La Biennale Là-Haut, aux propositions formidablement éclectiques, accueille, sous l’égide de la Barcarolle, dans le grand vaisseau blanc de la chapelle des Jésuites de Saint Omer, les formidables Vêpres de la Vierge de Monteverdi mises en espace par la compagnie La Tempête.
La Création lumière de Marianne Pelcerf évoque des Leçons de Ténèbres qui seraient comme inversées car bougies et boules à facettes font basculer le spectateur de l’ombre à la lumière au fil de la soirée. Dans cet espace mouvant, les chanteurs déambulent en un ballet au flux et reflux hypnotique. La spatialisation existe déjà dans la partition avec des effets d’échos ou de réponses entre les solistes ou les instruments. Quelle belle idée de la donner à voir comme à entendre ! Ce chemin spirituel incarné modifie l’écoute jusqu’à des instants assez extraordinaires où, entourés par les chanteurs, l’auditeur se trouve baigné de vibrations.
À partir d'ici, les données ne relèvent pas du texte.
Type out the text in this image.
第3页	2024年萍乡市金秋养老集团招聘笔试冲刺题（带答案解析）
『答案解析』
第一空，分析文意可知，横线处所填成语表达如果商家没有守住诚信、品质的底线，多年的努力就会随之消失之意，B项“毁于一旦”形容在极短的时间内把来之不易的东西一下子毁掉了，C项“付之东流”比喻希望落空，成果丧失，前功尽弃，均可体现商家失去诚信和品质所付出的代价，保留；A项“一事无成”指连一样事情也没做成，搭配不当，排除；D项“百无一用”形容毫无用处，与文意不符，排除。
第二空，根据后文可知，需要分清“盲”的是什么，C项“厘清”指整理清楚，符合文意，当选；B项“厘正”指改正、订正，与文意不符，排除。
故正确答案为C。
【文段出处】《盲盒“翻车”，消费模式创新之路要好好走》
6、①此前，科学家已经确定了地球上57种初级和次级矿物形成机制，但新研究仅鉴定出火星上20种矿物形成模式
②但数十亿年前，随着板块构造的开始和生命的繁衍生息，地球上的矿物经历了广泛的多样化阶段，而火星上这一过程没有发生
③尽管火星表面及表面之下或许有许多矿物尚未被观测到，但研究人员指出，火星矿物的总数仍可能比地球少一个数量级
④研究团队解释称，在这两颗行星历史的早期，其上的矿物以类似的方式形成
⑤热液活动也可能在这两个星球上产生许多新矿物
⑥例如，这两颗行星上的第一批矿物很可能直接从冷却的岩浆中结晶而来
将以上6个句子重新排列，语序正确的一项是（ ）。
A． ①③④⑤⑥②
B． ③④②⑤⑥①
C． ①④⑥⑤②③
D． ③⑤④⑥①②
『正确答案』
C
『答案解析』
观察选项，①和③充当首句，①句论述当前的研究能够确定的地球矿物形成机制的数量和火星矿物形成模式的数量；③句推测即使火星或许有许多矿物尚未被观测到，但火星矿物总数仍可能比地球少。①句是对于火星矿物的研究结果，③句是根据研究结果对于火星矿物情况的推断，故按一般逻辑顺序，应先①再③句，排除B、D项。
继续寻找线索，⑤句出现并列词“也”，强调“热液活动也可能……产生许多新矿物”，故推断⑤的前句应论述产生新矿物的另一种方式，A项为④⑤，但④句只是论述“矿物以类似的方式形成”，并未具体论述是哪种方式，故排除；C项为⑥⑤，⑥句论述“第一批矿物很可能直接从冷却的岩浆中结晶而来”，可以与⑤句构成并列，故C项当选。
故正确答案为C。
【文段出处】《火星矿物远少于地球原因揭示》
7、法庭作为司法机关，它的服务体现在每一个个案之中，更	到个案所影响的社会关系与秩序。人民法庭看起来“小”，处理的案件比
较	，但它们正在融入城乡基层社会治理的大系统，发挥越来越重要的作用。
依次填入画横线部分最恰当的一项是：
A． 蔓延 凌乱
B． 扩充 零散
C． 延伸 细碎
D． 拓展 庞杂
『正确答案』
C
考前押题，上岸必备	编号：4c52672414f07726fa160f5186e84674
Soutenu par la Région Nouvelle Aquitaine, en résidence à Brive-la-Gaillarde – mais également au Théâtre de Compiègne – la compagnie affirme son tropisme méditerranéen en entremêlant la partition de Monteverdi de musiques vernaculaires du sud de l’Europe. Ces psaumes anonymes en faux-bourdons, extraits d’un manuscrit de la bibliothèque de Carpentras, évoquent l’Italie, la Sardaigne, la Corse. Ils témoignent des métissages entre chant monodique religieux et polyphonie populaire de l’époque. La trame, ici, en est si habile qu’il est difficile de distinguer musique savante et profane ; la fluidité domine et l’auditeur est emporté dans un flux aussi irrépressible que fascinant. Familier des croisements de répertoire, Simon-Pierre Bestion croit à la transversalité de cette musique traditionnelle qui lui semble la source la plus adéquate pour revivifier le répertoire « sérieux » par le langage oral. Il parvient ainsi à immerger le public dans un rituel jubilatoire quasi païen.
Car le chef d’orchestre sculpte cette matière sonore enveloppante avec une formidable virtuosité. Sa direction très engagée, rythmique et expressive, tire le meilleur des vingt-deux instrumentistes tout comme des vingt-et-un chanteurs réunis pour l’occasion. Monteverdi laissant beaucoup de liberté aux interprètes, il faut saluer la pertinence des choix d’orchestration qui font la part belle à l’émotion et à la sensualité.
Parmi les solistes, tous d’excellente tenue, mention spéciale à Amélie Raison au soprano limpide et suave qui s’accorde à merveille au mezzo généreux de Brenda Poupard. Edouard Monjanel et Francisco Manalich, pour leur part, sont deux ténors aussi différents que touchants, tandis qu’Eugénie de Mey s’impose comme une narratrice à l’émission particulièrement naturelle.
Cet « opéra sacré » enregistré en 2018 tourne désormais dans cette magnifique version scénographiée. Elle sera applaudie cette année aux Flâneries Musicales de Reims, au festival de Rocamadour, au MC2 Grenoble ou encore l’an prochain au festival de Saint Denis.
Programmée dans le cadre de la Nuit Là-Haut, cette soirée s’inscrivait décidément sous le signe de la magie et de rituels mystérieux puisqu’à la sortie du concert, les spectateurs étaient invités à suivre les spectres étranges de la compagnie Métalu à chahuter jusqu’au jardin de la Cathédrale investi par des silhouettes diaphanes, âmes errantes au cœur d’une scénographie baroque d’une grande poésie.